The Inspector General is building a clear body of evidence that Jim Comey routinely and frequently violated Department of Justice and FBI policies and procedures. I want you to recall what the Inspector General said about Jim Comey and his July 2016 press conference on the Hillary Clinton investigation:
We determined that Comey’s decision to make this statement was the result of his belief that only he had the ability to credibly and authoritatively convey the rationale for the decision to not seek charges against Clinton, and that he needed to hold the press conference to protect the FBI and the Department from the extraordinary harm that he believed would have resulted had he failed to do so.
While we found no evidence that Comey’s statement was the result of bias or an effort to influence the election, we did not find his justifications for issuing the statement to be reasonable or persuasive. We concluded that Comey’s unilateral announcement was inconsistent with Department policy and violated long-standing Department practice and protocol by, among other things, criticizing Clinton’s uncharged conduct. We also found that Comey usurped the authority of the Attorney General, and inadequately and incompletely described the legal position of Department prosecutors.
We found no evidence that Comey’s decision to send the October 28 letter was influenced by political preferences…
Much like with his July 5 announcement, we found that in making this decision, Comey engaged in ad hoc decisionmaking based on his personal views even if it meant rejecting longstanding Department policy or practice. We found unpersuasive Comey’s explanation as to why transparency was more important than Department policy and practice with regard to the reactivated Midyear investigation while, by contrast, Department policy and practice were more important to follow with regard to the Clinton Foundation and Russia investigations.
Comey’s description of his choice as being between “two doors,” one labeled “speak” and one labeled “conceal,” was a false dichotomy. The two doors were actually labeled “follow policy/practice” and “depart from policy/practice.”
…we found it extraordinary that Comey assessed that it was best that the FBI Director not speak directly with the Attorney General and Deputy Attorney General about how best to navigate this most important decision and mitigate the resulting harms, and that Comey’s decision resulted in the Attorney General and Deputy Attorney General concluding that it would be counterproductive to speak directly with the FBI Director.
Why in the world does Jim Comey celebrate being known as the FBI Director who routinely departed from DOJ and FBI policy and practice. He did not follow the rules. He made up rules to suit his personal fancy. The fact that Comey thinks this is a worthy trait tells us everything we know about his lack of character and integrity.

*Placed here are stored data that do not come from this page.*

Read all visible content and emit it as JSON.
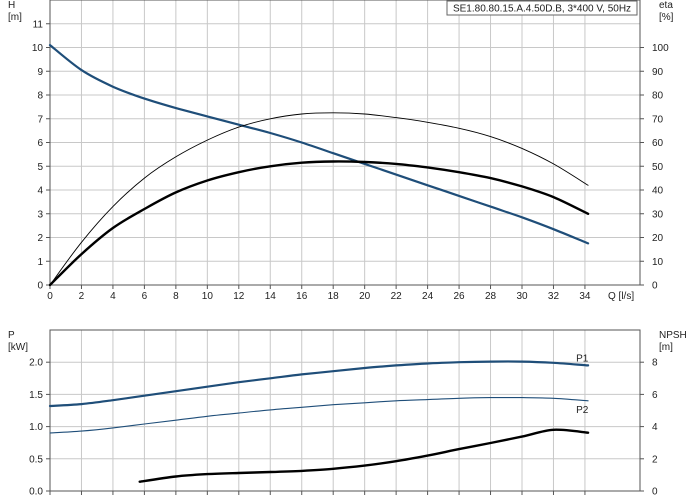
{
  "chart_data": [
    {
      "type": "line",
      "title": "SE1.80.80.15.A.4.50D.B, 3*400 V, 50Hz",
      "xlabel": "Q [l/s]",
      "ylabel_left_line1": "H",
      "ylabel_left_line2": "[m]",
      "ylabel_right_line1": "eta",
      "ylabel_right_line2": "[%]",
      "xlim": [
        0,
        37.5
      ],
      "ylim_left": [
        0,
        12
      ],
      "ylim_right": [
        0,
        120
      ],
      "x_ticks": [
        0,
        2,
        4,
        6,
        8,
        10,
        12,
        14,
        16,
        18,
        20,
        22,
        24,
        26,
        28,
        30,
        32,
        34
      ],
      "x_ticks_labeled": [
        0,
        2,
        4,
        6,
        8,
        10,
        12,
        14,
        16,
        18,
        20,
        22,
        24,
        26,
        28,
        30,
        32,
        34
      ],
      "x_tick_labels": [
        "0",
        "2",
        "4",
        "6",
        "8",
        "10",
        "12",
        "14",
        "16",
        "18",
        "20",
        "22",
        "24",
        "26",
        "28",
        "30",
        "32",
        "34"
      ],
      "y_ticks_left": [
        0,
        1,
        2,
        3,
        4,
        5,
        6,
        7,
        8,
        9,
        10,
        11
      ],
      "y_tick_labels_left": [
        "0",
        "1",
        "2",
        "3",
        "4",
        "5",
        "6",
        "7",
        "8",
        "9",
        "10",
        "11"
      ],
      "y_ticks_right": [
        0,
        10,
        20,
        30,
        40,
        50,
        60,
        70,
        80,
        90,
        100
      ],
      "y_tick_labels_right": [
        "0",
        "10",
        "20",
        "30",
        "40",
        "50",
        "60",
        "70",
        "80",
        "90",
        "100"
      ],
      "grid": true,
      "series": [
        {
          "axis": "left",
          "color": "#1f4e79",
          "stroke": 2.2,
          "x": [
            0,
            2,
            4,
            6,
            8,
            10,
            12,
            14,
            16,
            18,
            20,
            22,
            24,
            26,
            28,
            30,
            32,
            34.2
          ],
          "values": [
            10.1,
            9.05,
            8.35,
            7.85,
            7.45,
            7.1,
            6.75,
            6.4,
            6.0,
            5.55,
            5.1,
            4.65,
            4.2,
            3.75,
            3.3,
            2.85,
            2.35,
            1.75
          ]
        },
        {
          "axis": "right",
          "color": "#000000",
          "stroke": 2.4,
          "x": [
            0,
            2,
            4,
            6,
            8,
            10,
            12,
            14,
            16,
            18,
            20,
            22,
            24,
            26,
            28,
            30,
            32,
            34.2
          ],
          "values": [
            0,
            13,
            24,
            32,
            39,
            44,
            47.5,
            50,
            51.5,
            52,
            51.8,
            51,
            49.5,
            47.5,
            45,
            41.5,
            37,
            30
          ]
        },
        {
          "axis": "right",
          "color": "#000000",
          "stroke": 0.9,
          "x": [
            0,
            2,
            4,
            6,
            8,
            10,
            12,
            14,
            16,
            18,
            20,
            22,
            24,
            26,
            28,
            30,
            32,
            34.2
          ],
          "values": [
            0,
            18,
            33,
            45,
            54,
            61,
            66.5,
            70,
            72,
            72.5,
            72,
            70.5,
            68.5,
            66,
            62.5,
            57.5,
            51,
            42
          ]
        }
      ]
    },
    {
      "type": "line",
      "ylabel_left_line1": "P",
      "ylabel_left_line2": "[kW]",
      "ylabel_right_line1": "NPSH",
      "ylabel_right_line2": "[m]",
      "xlim": [
        0,
        37.5
      ],
      "ylim_left": [
        0,
        2.5
      ],
      "ylim_right": [
        0,
        10
      ],
      "x_ticks": [
        0,
        2,
        4,
        6,
        8,
        10,
        12,
        14,
        16,
        18,
        20,
        22,
        24,
        26,
        28,
        30,
        32,
        34
      ],
      "y_ticks_left": [
        0,
        0.5,
        1.0,
        1.5,
        2.0
      ],
      "y_tick_labels_left": [
        "0.0",
        "0.5",
        "1.0",
        "1.5",
        "2.0"
      ],
      "y_ticks_right": [
        0,
        2,
        4,
        6,
        8
      ],
      "y_tick_labels_right": [
        "0",
        "2",
        "4",
        "6",
        "8"
      ],
      "grid": true,
      "series": [
        {
          "name": "P1",
          "axis": "left",
          "color": "#1f4e79",
          "stroke": 2.2,
          "x": [
            0,
            2,
            4,
            6,
            8,
            10,
            12,
            14,
            16,
            18,
            20,
            22,
            24,
            26,
            28,
            30,
            32,
            34.2
          ],
          "values": [
            1.32,
            1.35,
            1.41,
            1.48,
            1.55,
            1.62,
            1.69,
            1.75,
            1.81,
            1.86,
            1.91,
            1.95,
            1.98,
            2.0,
            2.01,
            2.01,
            1.99,
            1.95
          ]
        },
        {
          "name": "P2",
          "axis": "left",
          "color": "#1f4e79",
          "stroke": 1.1,
          "x": [
            0,
            2,
            4,
            6,
            8,
            10,
            12,
            14,
            16,
            18,
            20,
            22,
            24,
            26,
            28,
            30,
            32,
            34.2
          ],
          "values": [
            0.9,
            0.93,
            0.98,
            1.04,
            1.1,
            1.16,
            1.21,
            1.26,
            1.3,
            1.34,
            1.37,
            1.4,
            1.42,
            1.44,
            1.45,
            1.45,
            1.44,
            1.4
          ]
        },
        {
          "axis": "right",
          "color": "#000000",
          "stroke": 2.4,
          "x": [
            5.7,
            8,
            10,
            12,
            14,
            16,
            18,
            20,
            22,
            24,
            26,
            28,
            30,
            32,
            34.2
          ],
          "values": [
            0.58,
            0.9,
            1.05,
            1.12,
            1.18,
            1.25,
            1.38,
            1.58,
            1.85,
            2.2,
            2.6,
            2.98,
            3.38,
            3.8,
            3.62
          ]
        }
      ],
      "series_labels": [
        "P1",
        "P2"
      ]
    }
  ]
}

Another critical Inspector General report on Russiagate is still pending and Comey faces great danger on this front. This one will cover the FBI’s conduct with respect to the FISA warrant process. There is no doubt that Jim Comey lied to the FISA court in asserting that the information derived from the Steele Dossier was true and verified. But he will not be alone in this finding. Lying to a Federal court is a charge with weight and teeth. That is still hanging over Comey’s head.
I think DOJ did the right thing in not trying to prosecute Comey over the memo’s he drafted. It is a nuanced process crime and would be tough to present to a jury. Lying about the FISA warrant is completely different and more profound.
Barr’s Department of Justice should prosecute Comey and others on that issue. If they do not, then the cause of justice in our Republic will be dead. It is that simple. Justice is supposed to be blind in terms of not having a preconceived conclusion about guilt or innocence. This also means that your status and wealth should not provide you protection against being held accountable for illegal acts. The jury remains out with respect to what Attorney General Barr will do. I still give him the benefit of the doubt.